The logic behind criticizing Americans for not having passports is also kin to the maxim that if you haven't racked up a nice, long list of countries that you've stepped foot in, then you're not well-traveled. The fifty states may share a federal government, but that doesn't mean they're not as culturally and geographically disparate as many European countries.

There are Innuits bearing the cold in Alaska and people who only speak Spanish in sunny California. There are teetotaling Mormons in Utah canyon lands and maple syrup farmers in mountainous Vermont.
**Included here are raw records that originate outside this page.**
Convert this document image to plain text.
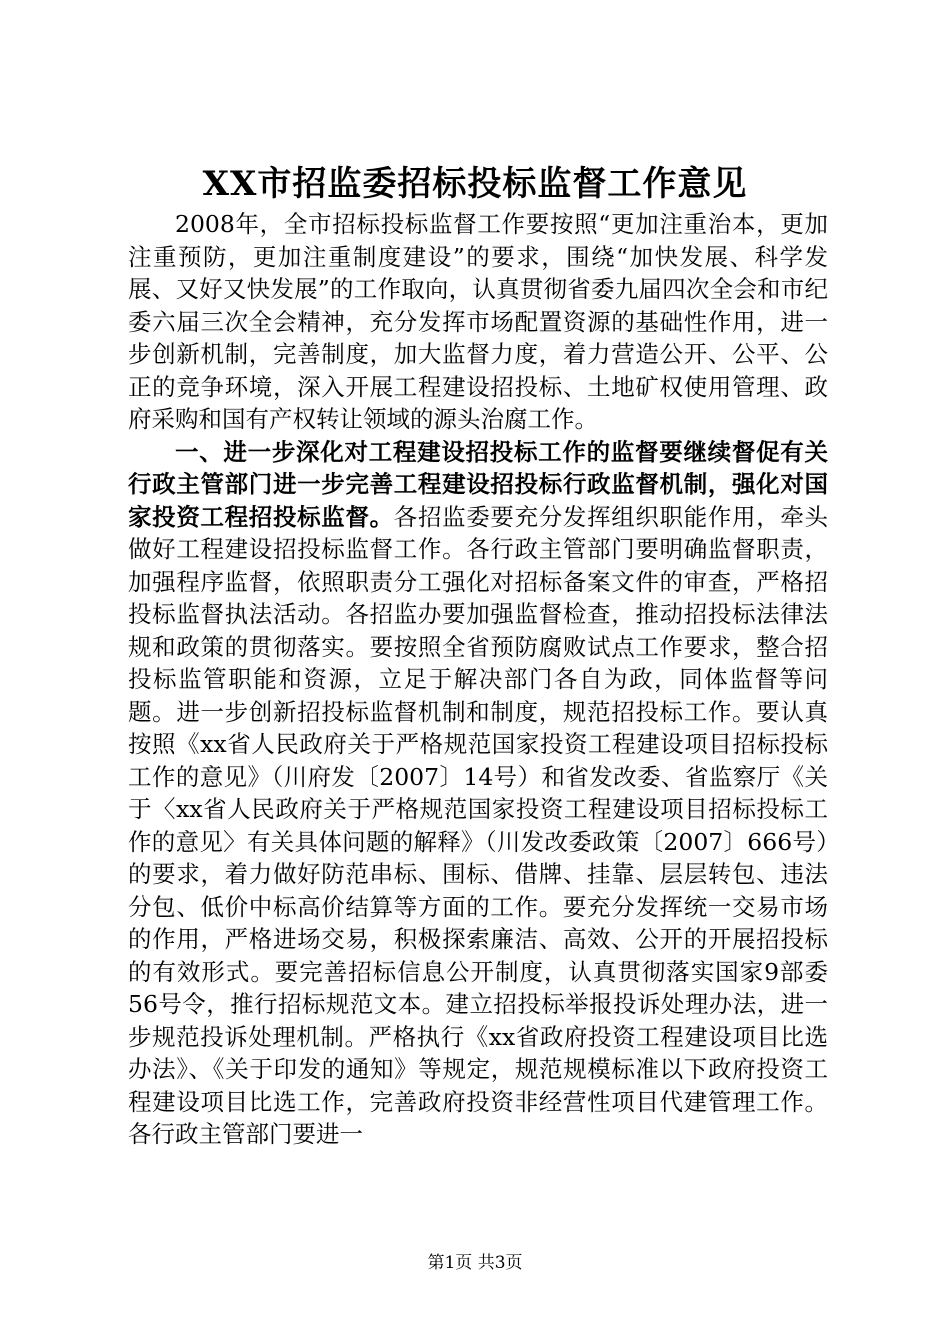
XX市招监委招标投标监督工作意见

2008年，全市招标投标监督工作要按照“更加注重治本，更加注重预防，更加注重制度建设”的要求，围绕“加快发展、科学发展、又好又快发展”的工作取向，认真贯彻省委九届四次全会和市纪委六届三次全会精神，充分发挥市场配置资源的基础性作用，进一步创新机制，完善制度，加大监督力度，着力营造公开、公平、公正的竞争环境，深入开展工程建设招投标、土地矿权使用管理、政府采购和国有产权转让领域的源头治腐工作。

一、进一步深化对工程建设招投标工作的监督要继续督促有关行政主管部门进一步完善工程建设招投标行政监督机制，强化对国家投资工程招投标监督。各招监委要充分发挥组织职能作用，牵头做好工程建设招投标监督工作。各行政主管部门要明确监督职责，加强程序监督，依照职责分工强化对招标备案文件的审查，严格招投标监督执法活动。各招监办要加强监督检查，推动招投标法律法规和政策的贯彻落实。要按照全省预防腐败试点工作要求，整合招投标监管职能和资源，立足于解决部门各自为政，同体监督等问题。进一步创新招投标监督机制和制度，规范招投标工作。要认真按照《xx省人民政府关于严格规范国家投资工程建设项目招标投标工作的意见》（川府发〔2007〕14号）和省发改委、省监察厅《关于〈xx省人民政府关于严格规范国家投资工程建设项目招标投标工作的意见〉有关具体问题的解释》（川发改委政策〔2007〕666号）的要求，着力做好防范串标、围标、借牌、挂靠、层层转包、违法分包、低价中标高价结算等方面的工作。要充分发挥统一交易市场的作用，严格进场交易，积极探索廉洁、高效、公开的开展招投标的有效形式。要完善招标信息公开制度，认真贯彻落实国家9部委56号令，推行招标规范文本。建立招投标举报投诉处理办法，进一步规范投诉处理机制。严格执行《xx省政府投资工程建设项目比选办法》、《关于印发的通知》等规定，规范规模标准以下政府投资工程建设项目比选工作，完善政府投资非经营性项目代建管理工作。各行政主管部门要进一

第1页 共3页
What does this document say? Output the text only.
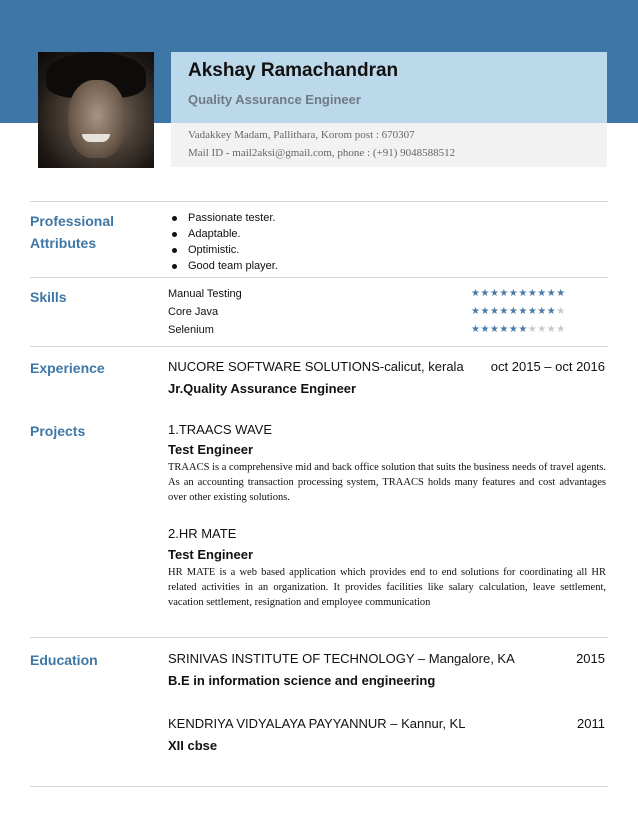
Akshay Ramachandran
Quality Assurance Engineer
Vadakkey Madam, Pallithara, Korom post : 670307
Mail ID - mail2aksi@gmail.com, phone : (+91) 9048588512
Professional Attributes
Passionate tester.
Adaptable.
Optimistic.
Good team player.
Skills	Manual Testing	★★★★★★★★★★
Core Java	★★★★★★★★★★
Selenium	★★★★★★★★★★
Experience	NUCORE SOFTWARE SOLUTIONS-calicut, kerala oct 2015 – oct 2016
Jr.Quality Assurance Engineer
Projects	1.TRAACS WAVE
Test Engineer
TRAACS is a comprehensive mid and back office solution that suits the business needs of travel agents. As an accounting transaction processing system, TRAACS holds many features and cost advantages over other existing solutions.
2.HR MATE
Test Engineer
HR MATE is a web based application which provides end to end solutions for coordinating all HR related activities in an organization. It provides facilities like salary calculation, leave settlement, vacation settlement, resignation and employee communication
Education	SRINIVAS INSTITUTE OF TECHNOLOGY – Mangalore, KA	2015
B.E in information science and engineering
KENDRIYA VIDYALAYA PAYYANNUR – Kannur, KL	2011
XII cbse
People are cooking Creole dishes in boggy Louisiana, and wranglin' cattle in the deserts of Texas.  (Etc., etc., etc.)

And doesn't break the bank for Jo(e) to drive to a neighboring state.

I do not, rest assured, harbor any illusions that foreign peoples can or should abandon the Yank-bashing fad entirely: unpopular political decisions have yet to exhaust their comeuppance. I do, however, present this with the hope that all Americans can recognize and wholeheartedly reject the non-constructive national criticism and its context-free statistics.

Katy Steinmetz is a reporter for the Missourian. She recently moved to Columbia after spending two years teaching in Winchester, England, and one year in Edinburgh, Scotland. She has freelanced for a variety of publications, from 417 Magazine in Springfield, Mo., to the Guardian in London. Katy plans to complete her MU master's degree in 2010.